While looking through a garden catalog I saw a post driver that is made from a length of steel pipe with one end sealed and handles on the sides. The idea is to slide the driver over the post and use the weight to drive the post. If driving a bamboo stake seems dangerous think about swinging a sledge hammer trying to hit a post. I have done it and it is not as easy as it looks.

Why not make a smaller version or the post driver for garden stakes? No reason why not so that’s what I did.

A one and a half inch piece of pipe would be wide enough so I checked with the metal supply and they had a piece that was about 2 feed long. The weight was good, not too heavy to use but enough oomph to drive the stakes. The metal supply company spun some threads on one end and I think they charged me something like $12.00 for the whole thing.

I bought a one and a half inch pipe cap for around 2 dollars from the plumbing section of a hardware store.

The cap gets threaded on the pipe. Hand tight is good enough.

The pipe is slid over the end of the stake.
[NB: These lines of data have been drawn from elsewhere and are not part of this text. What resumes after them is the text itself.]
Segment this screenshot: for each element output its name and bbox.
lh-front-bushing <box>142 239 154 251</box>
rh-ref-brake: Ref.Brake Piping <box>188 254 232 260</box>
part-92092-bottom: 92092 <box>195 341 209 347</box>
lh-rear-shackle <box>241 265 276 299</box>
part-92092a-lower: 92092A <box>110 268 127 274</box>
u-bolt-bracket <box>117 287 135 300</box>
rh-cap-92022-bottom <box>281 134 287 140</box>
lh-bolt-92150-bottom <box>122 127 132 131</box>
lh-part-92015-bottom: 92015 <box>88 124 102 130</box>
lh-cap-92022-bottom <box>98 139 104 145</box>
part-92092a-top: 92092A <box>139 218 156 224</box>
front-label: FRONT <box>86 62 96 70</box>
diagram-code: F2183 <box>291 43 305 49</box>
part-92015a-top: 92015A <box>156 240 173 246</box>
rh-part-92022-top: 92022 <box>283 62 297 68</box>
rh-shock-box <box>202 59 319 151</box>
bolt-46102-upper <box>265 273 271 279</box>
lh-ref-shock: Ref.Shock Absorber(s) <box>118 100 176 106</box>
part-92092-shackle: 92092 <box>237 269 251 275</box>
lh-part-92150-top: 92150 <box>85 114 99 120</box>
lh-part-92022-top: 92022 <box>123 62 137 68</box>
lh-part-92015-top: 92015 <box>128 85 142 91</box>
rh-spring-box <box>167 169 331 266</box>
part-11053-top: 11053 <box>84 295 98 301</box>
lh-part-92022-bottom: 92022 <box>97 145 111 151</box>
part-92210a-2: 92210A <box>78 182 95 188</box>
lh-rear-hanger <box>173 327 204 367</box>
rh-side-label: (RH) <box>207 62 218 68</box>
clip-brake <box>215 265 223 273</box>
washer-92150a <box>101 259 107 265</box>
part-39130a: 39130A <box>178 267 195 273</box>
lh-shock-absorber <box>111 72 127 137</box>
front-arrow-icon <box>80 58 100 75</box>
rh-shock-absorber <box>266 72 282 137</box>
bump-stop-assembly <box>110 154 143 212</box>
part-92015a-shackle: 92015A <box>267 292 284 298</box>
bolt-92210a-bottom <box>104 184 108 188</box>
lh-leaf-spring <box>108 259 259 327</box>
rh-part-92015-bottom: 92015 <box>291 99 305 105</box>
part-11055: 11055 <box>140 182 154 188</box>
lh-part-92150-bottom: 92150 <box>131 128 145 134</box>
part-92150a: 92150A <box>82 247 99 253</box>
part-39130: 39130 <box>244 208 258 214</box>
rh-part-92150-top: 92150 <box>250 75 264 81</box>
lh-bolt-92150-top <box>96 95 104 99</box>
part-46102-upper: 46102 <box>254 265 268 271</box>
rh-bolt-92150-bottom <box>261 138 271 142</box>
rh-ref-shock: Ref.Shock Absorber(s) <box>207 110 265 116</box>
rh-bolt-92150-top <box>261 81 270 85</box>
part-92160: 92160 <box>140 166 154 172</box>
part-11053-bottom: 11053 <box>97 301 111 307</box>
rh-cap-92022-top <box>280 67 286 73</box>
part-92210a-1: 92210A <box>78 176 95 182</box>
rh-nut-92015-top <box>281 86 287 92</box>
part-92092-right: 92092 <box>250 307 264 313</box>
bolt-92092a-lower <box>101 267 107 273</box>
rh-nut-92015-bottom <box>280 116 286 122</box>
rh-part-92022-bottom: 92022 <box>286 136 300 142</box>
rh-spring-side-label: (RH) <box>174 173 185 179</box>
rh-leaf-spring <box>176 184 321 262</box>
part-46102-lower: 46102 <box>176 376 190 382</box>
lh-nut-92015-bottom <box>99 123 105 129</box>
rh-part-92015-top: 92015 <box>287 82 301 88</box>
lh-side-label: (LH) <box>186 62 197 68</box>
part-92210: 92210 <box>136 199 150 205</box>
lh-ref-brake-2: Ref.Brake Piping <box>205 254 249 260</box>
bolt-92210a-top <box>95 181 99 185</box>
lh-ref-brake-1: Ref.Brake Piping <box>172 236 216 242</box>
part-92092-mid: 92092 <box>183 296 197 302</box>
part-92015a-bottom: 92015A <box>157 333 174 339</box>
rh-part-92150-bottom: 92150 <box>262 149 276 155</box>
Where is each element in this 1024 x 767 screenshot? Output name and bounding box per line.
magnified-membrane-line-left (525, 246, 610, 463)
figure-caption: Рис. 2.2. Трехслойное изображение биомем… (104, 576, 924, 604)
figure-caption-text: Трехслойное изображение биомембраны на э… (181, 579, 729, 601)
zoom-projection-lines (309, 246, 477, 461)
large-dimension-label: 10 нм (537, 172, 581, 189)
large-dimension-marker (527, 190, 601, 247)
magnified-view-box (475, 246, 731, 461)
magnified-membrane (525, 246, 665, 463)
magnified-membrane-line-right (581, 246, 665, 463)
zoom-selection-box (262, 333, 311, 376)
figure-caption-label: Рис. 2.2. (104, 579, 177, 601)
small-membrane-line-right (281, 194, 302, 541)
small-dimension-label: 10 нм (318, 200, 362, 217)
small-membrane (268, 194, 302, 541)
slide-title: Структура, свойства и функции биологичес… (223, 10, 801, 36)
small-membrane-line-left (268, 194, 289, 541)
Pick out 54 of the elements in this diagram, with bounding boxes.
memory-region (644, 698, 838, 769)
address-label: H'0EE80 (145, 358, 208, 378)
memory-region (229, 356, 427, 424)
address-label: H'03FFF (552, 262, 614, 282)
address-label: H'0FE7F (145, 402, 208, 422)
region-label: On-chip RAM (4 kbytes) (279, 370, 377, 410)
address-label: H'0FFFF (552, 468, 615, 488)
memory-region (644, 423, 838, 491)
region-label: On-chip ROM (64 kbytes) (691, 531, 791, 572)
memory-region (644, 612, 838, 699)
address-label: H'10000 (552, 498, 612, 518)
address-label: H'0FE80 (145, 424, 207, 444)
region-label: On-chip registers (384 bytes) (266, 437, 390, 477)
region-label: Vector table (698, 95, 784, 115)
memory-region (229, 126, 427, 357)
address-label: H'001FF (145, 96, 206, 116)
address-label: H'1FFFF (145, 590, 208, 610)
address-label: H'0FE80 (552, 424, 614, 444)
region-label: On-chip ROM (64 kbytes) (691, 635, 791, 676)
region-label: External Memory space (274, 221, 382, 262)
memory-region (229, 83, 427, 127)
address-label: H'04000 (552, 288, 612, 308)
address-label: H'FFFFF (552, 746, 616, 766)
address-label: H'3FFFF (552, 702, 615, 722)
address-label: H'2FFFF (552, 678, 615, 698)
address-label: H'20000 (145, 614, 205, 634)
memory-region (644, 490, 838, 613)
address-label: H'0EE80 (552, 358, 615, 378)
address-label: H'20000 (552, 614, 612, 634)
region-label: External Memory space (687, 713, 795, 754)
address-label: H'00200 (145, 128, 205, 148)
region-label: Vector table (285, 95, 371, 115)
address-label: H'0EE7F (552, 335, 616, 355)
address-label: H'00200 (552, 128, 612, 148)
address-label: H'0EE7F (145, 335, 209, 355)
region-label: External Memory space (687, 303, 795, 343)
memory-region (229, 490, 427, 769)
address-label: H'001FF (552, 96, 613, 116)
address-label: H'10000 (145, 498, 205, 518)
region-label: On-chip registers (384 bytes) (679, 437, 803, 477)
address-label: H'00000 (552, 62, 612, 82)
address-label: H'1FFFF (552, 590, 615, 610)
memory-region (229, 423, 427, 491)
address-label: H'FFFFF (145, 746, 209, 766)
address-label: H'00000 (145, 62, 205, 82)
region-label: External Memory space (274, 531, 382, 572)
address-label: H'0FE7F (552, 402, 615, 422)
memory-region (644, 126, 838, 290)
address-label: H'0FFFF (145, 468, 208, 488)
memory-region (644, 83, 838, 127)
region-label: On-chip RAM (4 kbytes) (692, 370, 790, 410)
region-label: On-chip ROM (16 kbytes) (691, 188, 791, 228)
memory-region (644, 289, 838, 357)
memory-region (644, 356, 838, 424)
It’s nice to have someone handing the stakes because this method works fast.
Having a helper means there is no bending or stooping to pick up supplies.

Slide the pipe up and down to drive the stake, using the weight of the pipe to do the work.
If a stake should split the splinters are held safely inside the pipe.

The job went quick and easy compared to driving with a hammer. Now all the tomatoes are tied up with pieces of old t-shirts, just tight enough to hold them up and out of the way of the lawnmower.

Other than that we have just been busy trying to get things in order to move the “storage” greenhouse to the back of the property. That meant moving one of the boats up and putting it undercover for restoration. As a matter of fact we started a blog to document the progress. It is Collecting Fire Wood.
When fiberglass boats became popular the dealers would burn the wooden boats taken in trade thinking there was no value in these old relics.

They would strip the hardware and power then burn them in a pile.
The weather had turned more seasonal with 70’s and low 80’s and that makes working outside easier, and more fun.